A unified preprocessing metadata file, in which the functions (e.g. for multiplication or subtraction) and their necessary parameters are referenced in the correct order of execution. Such a metadata file could look like the following for first scaling and then doing a PCA:

[
    {
        "title":"Min"
        "description":"A vector with the minimum of each dimension",
        "function":"subtract",
        "params":{"x1": 1, "x2": [2,1]}
    }
    {
        "title":"Max"
        "description":"A vector with the maximum of each dimension, after subtracting the minimum",
        "function":"divide",
        "params":{"x1": 1, "x2": [10,10]}
    }
    {
        "title":"Mean",
        "description":"A vector containing the mean of each feature",
        "function":"subtract",
        "params":{"x1": 1, "x2": [0.01317,0.002229]}
    },
    {
        "title":"Transposed Principle Components",
        "description":"A matrix containing the principle components of a PCA, but transposed",
        "function":"matmul",
        "params":{"x1": 1, "x2": [[-1.0], [0.0]]}
    }
]

Good, because it allows for multiple different preprocessing steps to be executed.
Bad, because there needs to be a new system/component where these functions are implemented in.

11.5.3. A unified preprocessing metadata file, referencing plugins

Each preprocessing method needs two plugins.
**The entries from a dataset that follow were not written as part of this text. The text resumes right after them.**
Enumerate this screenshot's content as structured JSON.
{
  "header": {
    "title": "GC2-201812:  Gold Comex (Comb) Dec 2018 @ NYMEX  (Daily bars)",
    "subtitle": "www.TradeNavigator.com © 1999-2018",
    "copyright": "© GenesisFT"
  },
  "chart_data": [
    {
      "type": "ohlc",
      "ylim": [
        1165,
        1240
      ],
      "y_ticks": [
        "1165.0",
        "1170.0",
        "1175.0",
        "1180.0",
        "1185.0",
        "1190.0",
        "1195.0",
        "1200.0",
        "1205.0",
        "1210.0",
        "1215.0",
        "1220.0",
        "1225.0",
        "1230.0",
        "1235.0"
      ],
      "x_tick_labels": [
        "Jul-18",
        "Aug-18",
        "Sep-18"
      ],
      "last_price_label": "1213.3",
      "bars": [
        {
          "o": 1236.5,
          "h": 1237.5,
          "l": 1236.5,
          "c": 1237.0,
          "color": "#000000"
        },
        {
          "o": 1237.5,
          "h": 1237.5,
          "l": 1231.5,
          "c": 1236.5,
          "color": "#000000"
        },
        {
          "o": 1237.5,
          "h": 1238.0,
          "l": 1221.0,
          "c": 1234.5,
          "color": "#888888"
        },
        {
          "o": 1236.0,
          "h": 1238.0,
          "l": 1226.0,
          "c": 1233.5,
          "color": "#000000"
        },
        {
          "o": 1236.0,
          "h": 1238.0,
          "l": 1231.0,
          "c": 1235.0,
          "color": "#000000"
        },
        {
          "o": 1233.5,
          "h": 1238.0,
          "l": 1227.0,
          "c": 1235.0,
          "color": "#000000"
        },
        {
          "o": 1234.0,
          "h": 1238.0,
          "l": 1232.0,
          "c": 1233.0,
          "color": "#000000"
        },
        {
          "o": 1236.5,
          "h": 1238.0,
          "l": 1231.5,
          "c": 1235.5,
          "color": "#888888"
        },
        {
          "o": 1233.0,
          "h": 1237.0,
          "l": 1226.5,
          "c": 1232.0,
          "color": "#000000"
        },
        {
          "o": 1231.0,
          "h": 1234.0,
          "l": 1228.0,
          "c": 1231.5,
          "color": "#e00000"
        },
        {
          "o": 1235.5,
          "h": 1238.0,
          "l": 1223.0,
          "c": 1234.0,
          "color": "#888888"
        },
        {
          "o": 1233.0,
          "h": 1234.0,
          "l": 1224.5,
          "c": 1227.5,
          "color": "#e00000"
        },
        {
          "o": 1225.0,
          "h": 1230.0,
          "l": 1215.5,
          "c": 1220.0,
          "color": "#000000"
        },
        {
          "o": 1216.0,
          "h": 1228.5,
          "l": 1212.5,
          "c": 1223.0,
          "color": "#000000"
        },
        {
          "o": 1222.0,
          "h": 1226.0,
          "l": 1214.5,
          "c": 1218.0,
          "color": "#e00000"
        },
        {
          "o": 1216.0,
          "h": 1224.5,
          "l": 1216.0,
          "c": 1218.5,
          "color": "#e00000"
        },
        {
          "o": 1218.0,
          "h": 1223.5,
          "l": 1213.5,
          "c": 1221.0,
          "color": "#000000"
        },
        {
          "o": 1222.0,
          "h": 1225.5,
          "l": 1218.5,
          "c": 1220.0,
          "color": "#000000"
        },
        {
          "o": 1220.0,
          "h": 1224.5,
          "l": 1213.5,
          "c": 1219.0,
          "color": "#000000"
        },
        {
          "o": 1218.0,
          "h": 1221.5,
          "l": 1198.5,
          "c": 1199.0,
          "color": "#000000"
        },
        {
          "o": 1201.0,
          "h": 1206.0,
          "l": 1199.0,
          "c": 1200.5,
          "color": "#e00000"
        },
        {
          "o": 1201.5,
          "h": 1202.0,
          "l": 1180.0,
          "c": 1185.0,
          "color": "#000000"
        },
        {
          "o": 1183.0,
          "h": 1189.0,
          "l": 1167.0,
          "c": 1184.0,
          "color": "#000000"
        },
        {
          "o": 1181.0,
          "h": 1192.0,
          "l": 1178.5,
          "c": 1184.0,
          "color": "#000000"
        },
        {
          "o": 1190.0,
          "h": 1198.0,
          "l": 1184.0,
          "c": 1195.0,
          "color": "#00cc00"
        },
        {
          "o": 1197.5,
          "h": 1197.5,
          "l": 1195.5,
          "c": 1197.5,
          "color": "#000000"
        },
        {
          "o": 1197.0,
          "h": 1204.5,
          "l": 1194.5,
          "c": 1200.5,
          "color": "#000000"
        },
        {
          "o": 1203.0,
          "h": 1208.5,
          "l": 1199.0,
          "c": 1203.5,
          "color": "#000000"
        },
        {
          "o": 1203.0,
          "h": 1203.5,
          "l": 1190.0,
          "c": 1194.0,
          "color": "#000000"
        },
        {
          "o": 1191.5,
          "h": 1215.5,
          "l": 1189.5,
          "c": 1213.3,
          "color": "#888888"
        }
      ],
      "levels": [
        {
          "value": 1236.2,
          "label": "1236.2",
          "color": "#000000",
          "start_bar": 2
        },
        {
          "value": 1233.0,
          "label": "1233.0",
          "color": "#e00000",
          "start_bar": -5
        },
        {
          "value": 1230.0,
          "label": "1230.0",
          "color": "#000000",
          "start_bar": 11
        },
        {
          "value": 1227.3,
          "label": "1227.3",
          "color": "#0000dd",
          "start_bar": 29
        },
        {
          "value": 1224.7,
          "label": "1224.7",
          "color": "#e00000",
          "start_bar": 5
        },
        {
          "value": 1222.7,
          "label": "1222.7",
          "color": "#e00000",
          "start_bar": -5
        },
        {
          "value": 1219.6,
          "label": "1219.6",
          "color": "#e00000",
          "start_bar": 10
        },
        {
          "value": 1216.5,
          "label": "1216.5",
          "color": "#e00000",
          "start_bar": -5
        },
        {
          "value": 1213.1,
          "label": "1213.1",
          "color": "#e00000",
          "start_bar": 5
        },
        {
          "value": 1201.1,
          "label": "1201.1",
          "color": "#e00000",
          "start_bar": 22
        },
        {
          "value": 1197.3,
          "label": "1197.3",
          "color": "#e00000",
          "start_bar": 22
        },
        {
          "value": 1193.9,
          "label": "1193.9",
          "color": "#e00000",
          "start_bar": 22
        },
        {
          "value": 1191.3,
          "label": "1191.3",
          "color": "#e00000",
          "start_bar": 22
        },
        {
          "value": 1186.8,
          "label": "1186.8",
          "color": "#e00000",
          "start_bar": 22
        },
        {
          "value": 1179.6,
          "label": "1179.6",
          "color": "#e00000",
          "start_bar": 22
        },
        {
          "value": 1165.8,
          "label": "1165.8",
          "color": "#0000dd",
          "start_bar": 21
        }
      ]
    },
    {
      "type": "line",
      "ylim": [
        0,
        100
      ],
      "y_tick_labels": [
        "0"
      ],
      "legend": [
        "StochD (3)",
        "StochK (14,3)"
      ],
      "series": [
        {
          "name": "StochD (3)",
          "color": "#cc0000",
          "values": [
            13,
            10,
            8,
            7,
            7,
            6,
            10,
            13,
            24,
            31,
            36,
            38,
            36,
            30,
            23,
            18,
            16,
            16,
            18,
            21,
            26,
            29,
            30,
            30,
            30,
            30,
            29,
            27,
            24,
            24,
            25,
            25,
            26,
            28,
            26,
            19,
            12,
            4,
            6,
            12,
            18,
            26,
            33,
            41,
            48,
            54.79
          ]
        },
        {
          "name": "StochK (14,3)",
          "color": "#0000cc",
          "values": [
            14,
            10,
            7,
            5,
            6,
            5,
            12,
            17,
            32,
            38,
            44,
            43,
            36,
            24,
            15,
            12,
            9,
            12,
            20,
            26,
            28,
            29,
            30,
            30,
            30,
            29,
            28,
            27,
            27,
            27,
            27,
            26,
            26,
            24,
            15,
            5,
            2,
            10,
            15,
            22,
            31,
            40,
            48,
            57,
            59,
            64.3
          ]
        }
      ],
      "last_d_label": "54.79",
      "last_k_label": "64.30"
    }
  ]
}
One that computes and saves the components needed for the preprocessing (e.g. the principle components for PCA) and another plugin that transforms previously unknown points with the help of the saved components. The second type of plugins and the necessary parameters would then be referenced, in order, in a unified preprocessing metadata file. Such a metadata file could look like the following for first scaling and then doing a PCA:

{
    "plugin": "scaling",
    "version": "v0.1.0",
    "params": {"type": "minmax", "x": 1, "min": [2,1], "max": [10,10]}
}

{
    "title": "pca",
    "params": {"type": "normal", "x": 1, "mean": [0.01317,0.002229], "components": [[-1.0,0.0]]}
}

Good, because it allows for multiple different preprocessing steps to be executed.
Good, because it is more flexible and less has to be implemented, e.g. use kernels from scikit-learn!
Good, because it uses the existing plugin mechanism to implement the actual processing functions.
Bad, because there would be two plugins for each preprocessing option.